What You’ll Work On:
- Design and operate reliable production systems for managed AI services, with a focus on serving and scaling LLM workloads
- Build automation, tooling, and reliability systems to support distributed AI pipelines and inference platforms
- Define, measure, and improve SLIs and SLOs across AI workloads to ensure performance and reliability targets are consistently met
- Partner with AI, platform, and infrastructure teams to improve reliability, efficiency, and scaling of large-scale training and inference clusters
- Build observability and telemetry systems to monitor latency-sensitive AI services and identify performance bottlenecks
- Investigate and resolve reliability issues in distributed production environments using logs, metrics, tracing, and profiling
- Contribute to the architecture of next-generation AI infrastructure and distributed systems designed for large-scale production environments
- Drive improvements in operational automation, incident response, and system resiliency across Crusoe’s AI platform
- Strong software engineering background, with experience building and operating production-grade systems beyond scripting or basic automation
- Demonstrated experience designing and operating large-scale distributed systems
- Hands-on experience working with LLMs or AI/ML infrastructure, including training or inference systems
- A Production Engineering / SRE mindset, including experience with:
- Defining and measuring SLIs and SLOs
- Building monitoring and observability systems
- Driving performance and reliability improvements in production environments
- Designing fault-tolerant systems and automated testing strategies
- Proficiency in at least one modern programming language such as Python, Go, Java, or C++
- Experience working with Kubernetes or container orchestration platforms
- Strong collaboration and communication skills across engineering teams
- Ability to thrive in a fast-moving, mission-driven environment
- Experience scaling LLM training or inference workloads in production environments
- Experience building or operating AI platforms or managed AI services
- Industry competitive pay
- Restricted Stock Units in a fast growing, well-funded technology company
- Health insurance package options including HDHP and PPO, vision, and dental for you and your dependents
- Employer contributions to HSA accounts
- Paid Parental Leave
- Paid life insurance, short-term and long-term disability
- Teladoc
- 401(k) with a 100% match up to 4% of salary
- Generous paid time off and holiday schedule
- Cell phone reimbursement
- Tuition reimbursement
- Subscription to the Calm app
- MetLife Legal
- Company paid commuter benefit; $300 per month
Compensation will be paid in the range of $204,000 – $247,000 + bonus.
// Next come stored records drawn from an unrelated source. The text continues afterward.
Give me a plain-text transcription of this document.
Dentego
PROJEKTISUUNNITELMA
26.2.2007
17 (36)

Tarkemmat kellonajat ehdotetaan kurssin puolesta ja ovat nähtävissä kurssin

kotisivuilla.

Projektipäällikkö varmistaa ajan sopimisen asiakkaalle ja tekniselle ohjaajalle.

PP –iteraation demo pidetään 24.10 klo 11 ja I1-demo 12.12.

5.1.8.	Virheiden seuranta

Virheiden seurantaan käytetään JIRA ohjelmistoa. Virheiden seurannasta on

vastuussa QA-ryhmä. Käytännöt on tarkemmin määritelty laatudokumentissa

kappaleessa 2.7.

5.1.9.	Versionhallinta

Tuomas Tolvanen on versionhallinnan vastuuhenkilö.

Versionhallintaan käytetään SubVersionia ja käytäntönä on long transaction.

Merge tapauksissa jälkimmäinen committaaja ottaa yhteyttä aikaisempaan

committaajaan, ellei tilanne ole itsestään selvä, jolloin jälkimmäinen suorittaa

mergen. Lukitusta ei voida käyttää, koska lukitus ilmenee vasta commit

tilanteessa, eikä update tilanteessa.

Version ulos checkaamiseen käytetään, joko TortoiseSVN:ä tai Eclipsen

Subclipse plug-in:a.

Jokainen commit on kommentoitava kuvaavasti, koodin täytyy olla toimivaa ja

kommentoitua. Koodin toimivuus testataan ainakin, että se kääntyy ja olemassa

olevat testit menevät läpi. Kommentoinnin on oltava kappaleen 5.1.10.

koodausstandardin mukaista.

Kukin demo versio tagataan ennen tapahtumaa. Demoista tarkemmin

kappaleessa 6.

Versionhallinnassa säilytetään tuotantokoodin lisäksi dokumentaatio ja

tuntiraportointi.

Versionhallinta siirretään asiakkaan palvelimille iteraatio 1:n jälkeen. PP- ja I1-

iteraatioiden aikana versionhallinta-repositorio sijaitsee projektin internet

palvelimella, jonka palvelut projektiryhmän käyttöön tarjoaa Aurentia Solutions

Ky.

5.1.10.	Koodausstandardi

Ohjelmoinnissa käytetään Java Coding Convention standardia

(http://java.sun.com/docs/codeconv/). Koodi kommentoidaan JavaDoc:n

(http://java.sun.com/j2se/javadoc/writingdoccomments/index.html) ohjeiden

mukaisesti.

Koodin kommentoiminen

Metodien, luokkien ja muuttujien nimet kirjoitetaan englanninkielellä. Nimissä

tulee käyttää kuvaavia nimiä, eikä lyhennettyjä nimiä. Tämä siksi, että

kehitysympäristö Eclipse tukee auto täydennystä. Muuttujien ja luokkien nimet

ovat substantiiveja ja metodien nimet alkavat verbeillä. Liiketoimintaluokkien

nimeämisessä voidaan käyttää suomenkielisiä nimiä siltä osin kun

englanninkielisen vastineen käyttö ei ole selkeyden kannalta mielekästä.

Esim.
Restricted Stock Units are included in all offers. Compensation will be determined by the applicant’s education, experience, knowledge, skills, and abilities, as well as internal equity and alignment with market data.
Crusoe is an Equal Opportunity Employer. Employment decisions are made without regard to race, color, religion, disability, genetic information, pregnancy, citizenship, marital status, sex/gender, sexual preference/ orientation, gender identity, age, veteran status, national origin, or any other status protected by law or regulation.